Most everyone knows about the benefits of a healthy diet and regular exercise, but many overlook the important role of sleep. Sleep is a key to good health and should be considered—said two neurologists at Northwestern University in an editorial of the Journal Archives of Internal Medicine—as “essential to a healthy lifestyle as exercise and nutrition.” If you do not improve your sleep (especially your nightly sleep) you will not get the maximum benefits from your exercise and diet.
In fact, lack of proper sleep can have many negative consequences for the brain and body, including slowed brain function and increased rates of disease and mortality. For optimal functioning, we must allow our minds and bodies the opportunity to take advantage of the restorative and rejuvenating effects of regular sleep.
A study conducted at the University of Chicago found that chronic sleep loss could hasten the onset and increase the severity of diabetes, high blood pressure, and obesity. Lack of sleep is also linked to a significantly increased risk of coronary heart disease. Not enough sleep can also result in excessive daytime sleepiness, reduced neurocognitive function, and depression. There is also evidence for a decrease in memory and learning.

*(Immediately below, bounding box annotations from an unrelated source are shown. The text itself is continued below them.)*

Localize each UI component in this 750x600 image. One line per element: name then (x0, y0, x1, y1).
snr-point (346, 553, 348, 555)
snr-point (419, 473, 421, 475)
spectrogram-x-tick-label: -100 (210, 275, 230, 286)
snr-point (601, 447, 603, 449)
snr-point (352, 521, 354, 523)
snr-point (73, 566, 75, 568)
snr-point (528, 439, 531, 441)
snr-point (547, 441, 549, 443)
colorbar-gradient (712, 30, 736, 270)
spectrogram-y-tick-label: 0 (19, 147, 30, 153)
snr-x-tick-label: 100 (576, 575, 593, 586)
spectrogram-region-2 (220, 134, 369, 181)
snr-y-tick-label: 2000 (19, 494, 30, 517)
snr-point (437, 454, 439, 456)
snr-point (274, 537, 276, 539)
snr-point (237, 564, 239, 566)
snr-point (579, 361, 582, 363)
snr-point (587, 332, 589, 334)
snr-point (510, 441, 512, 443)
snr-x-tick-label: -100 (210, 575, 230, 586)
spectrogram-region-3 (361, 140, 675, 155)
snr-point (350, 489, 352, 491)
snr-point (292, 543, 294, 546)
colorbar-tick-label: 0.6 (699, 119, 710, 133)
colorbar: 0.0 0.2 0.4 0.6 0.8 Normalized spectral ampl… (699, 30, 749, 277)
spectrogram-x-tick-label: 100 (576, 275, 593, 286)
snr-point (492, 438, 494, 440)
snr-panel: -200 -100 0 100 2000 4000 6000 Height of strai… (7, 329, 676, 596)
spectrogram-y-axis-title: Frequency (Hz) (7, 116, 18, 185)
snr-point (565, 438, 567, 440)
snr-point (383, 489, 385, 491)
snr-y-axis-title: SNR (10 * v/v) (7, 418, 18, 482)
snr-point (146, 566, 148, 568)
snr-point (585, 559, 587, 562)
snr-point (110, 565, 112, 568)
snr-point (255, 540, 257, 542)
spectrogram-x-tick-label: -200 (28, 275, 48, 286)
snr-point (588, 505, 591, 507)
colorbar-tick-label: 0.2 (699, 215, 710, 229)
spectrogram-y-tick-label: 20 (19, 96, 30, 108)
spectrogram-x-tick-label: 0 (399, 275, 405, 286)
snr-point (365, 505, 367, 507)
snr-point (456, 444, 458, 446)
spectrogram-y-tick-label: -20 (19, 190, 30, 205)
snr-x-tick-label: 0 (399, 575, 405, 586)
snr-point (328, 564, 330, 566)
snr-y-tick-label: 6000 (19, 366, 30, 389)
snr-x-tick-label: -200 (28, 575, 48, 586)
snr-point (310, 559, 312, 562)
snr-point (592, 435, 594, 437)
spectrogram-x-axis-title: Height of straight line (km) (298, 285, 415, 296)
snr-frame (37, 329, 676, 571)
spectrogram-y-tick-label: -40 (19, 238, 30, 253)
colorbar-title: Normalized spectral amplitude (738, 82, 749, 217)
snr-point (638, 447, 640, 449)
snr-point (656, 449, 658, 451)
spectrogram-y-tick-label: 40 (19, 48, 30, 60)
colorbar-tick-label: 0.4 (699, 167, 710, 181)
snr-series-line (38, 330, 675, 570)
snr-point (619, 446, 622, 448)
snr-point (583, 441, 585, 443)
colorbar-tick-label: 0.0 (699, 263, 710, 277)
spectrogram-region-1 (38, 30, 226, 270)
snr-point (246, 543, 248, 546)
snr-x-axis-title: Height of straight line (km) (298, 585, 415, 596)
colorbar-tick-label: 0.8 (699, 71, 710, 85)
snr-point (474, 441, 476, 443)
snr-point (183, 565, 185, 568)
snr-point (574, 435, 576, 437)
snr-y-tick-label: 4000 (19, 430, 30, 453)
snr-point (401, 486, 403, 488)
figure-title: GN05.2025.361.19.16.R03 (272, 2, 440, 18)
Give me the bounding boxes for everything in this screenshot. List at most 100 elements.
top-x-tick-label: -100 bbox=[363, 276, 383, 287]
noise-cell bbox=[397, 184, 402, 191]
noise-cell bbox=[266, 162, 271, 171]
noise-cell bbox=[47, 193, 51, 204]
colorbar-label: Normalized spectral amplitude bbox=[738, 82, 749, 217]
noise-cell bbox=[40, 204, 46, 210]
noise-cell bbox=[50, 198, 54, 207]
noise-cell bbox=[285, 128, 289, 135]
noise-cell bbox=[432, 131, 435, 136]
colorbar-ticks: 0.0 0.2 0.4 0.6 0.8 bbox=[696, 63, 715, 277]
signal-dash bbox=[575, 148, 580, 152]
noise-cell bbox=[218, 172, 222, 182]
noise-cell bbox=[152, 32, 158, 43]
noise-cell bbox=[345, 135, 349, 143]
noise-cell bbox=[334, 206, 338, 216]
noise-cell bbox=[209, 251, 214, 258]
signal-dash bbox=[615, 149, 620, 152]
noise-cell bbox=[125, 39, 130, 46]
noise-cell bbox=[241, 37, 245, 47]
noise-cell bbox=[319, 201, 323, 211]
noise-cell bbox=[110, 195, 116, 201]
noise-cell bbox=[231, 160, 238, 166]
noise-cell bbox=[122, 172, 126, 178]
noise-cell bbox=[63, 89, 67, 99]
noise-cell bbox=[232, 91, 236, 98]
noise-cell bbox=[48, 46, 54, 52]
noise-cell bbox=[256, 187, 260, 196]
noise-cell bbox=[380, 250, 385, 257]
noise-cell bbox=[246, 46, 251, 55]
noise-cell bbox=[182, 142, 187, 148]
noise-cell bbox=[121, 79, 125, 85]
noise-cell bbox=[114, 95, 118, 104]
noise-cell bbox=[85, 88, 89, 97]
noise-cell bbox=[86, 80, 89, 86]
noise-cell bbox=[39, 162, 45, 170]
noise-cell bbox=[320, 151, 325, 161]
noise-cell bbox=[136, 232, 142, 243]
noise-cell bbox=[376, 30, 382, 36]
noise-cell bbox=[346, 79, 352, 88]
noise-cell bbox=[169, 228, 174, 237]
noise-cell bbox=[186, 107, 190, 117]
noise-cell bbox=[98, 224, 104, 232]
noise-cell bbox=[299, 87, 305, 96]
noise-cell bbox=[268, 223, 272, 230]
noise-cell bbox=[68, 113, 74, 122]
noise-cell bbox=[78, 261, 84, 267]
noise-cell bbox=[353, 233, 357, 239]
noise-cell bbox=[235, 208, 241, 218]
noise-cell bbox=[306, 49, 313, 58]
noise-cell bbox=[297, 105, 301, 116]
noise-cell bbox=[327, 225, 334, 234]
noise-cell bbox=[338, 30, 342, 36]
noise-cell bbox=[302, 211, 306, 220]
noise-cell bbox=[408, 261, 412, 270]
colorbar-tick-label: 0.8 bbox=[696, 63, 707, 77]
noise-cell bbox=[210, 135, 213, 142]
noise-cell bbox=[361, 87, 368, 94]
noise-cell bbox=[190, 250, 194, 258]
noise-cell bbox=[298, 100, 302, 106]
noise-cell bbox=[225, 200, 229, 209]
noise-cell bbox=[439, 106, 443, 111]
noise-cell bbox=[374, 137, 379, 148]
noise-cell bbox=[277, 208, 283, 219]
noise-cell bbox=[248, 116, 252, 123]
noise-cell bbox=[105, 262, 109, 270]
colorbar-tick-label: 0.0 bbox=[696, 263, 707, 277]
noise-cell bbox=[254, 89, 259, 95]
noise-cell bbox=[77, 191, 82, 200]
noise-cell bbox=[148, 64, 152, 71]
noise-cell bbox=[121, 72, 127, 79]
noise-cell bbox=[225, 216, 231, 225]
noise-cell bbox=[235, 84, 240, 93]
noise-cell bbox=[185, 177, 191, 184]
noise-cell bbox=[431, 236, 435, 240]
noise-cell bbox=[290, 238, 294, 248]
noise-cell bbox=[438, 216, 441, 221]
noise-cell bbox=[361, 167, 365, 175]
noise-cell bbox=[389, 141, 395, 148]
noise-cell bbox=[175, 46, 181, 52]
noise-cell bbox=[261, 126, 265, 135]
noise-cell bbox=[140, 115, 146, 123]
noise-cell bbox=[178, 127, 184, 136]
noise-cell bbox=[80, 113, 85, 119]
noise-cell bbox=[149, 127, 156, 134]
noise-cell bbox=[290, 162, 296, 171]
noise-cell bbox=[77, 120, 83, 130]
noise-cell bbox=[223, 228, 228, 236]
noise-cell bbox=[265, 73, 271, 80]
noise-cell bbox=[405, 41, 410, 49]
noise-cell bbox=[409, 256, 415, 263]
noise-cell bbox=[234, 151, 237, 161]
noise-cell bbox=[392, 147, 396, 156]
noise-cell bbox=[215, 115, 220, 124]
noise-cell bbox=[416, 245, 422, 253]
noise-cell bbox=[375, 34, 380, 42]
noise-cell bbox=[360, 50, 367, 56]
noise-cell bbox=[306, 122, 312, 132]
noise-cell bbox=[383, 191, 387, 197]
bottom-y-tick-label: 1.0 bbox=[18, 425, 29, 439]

Research presented at the 1993 annual conference of the World Federation of Sleep Society reported that losing three hours of sleep on any given night can cut the effectiveness of an individual’s immune system in half. Lack of sleep is also associated with a decreased ability to perform tasks controlled by the frontal lobe, such as planning, concentration, motor performance, and high-level intellectual skills. In schoolchildren, sleep restriction has been shown to contribute to increased attention problems; in college age students, sleep restriction negatively impacted academic measures in contrast to those who had a better quality of sleep. An international survey of nearly 17,500 university students from 24 countries found that not getting enough sleep or sleeping less than seven hours nightly was related to poorer self-reported health in young adults.
One somewhat scary fact about sleep deprivation is that individuals who were sleep deprived for 14 days reported feeling only slightly sleepy; that is—they were unaware of how impaired they really were! The cognitive performance deficits included reduced ability to pay attention and to react to stimulus such as when driving or monitoring security at airports. Other deficits involved impairment of the ability to think quickly and avoid mistakes, as well as a reduced ability to multitask. The risk for other serious types of accidents is, of course, increased as well. “Large-scale disasters like Chernobyl, the Exxon Valdez crash, and the Three Mile Island incident all occurred in early pre-dawn hours, a time when vigilance is at a low point.” In each of these devastating, man-made tragedies, lack of sleep and rest were a major factor.
If you’ve been a night owl, do yourself a favor and go to bed a little bit earlier. Get the type of restorative rest that will improve your clarity and performance!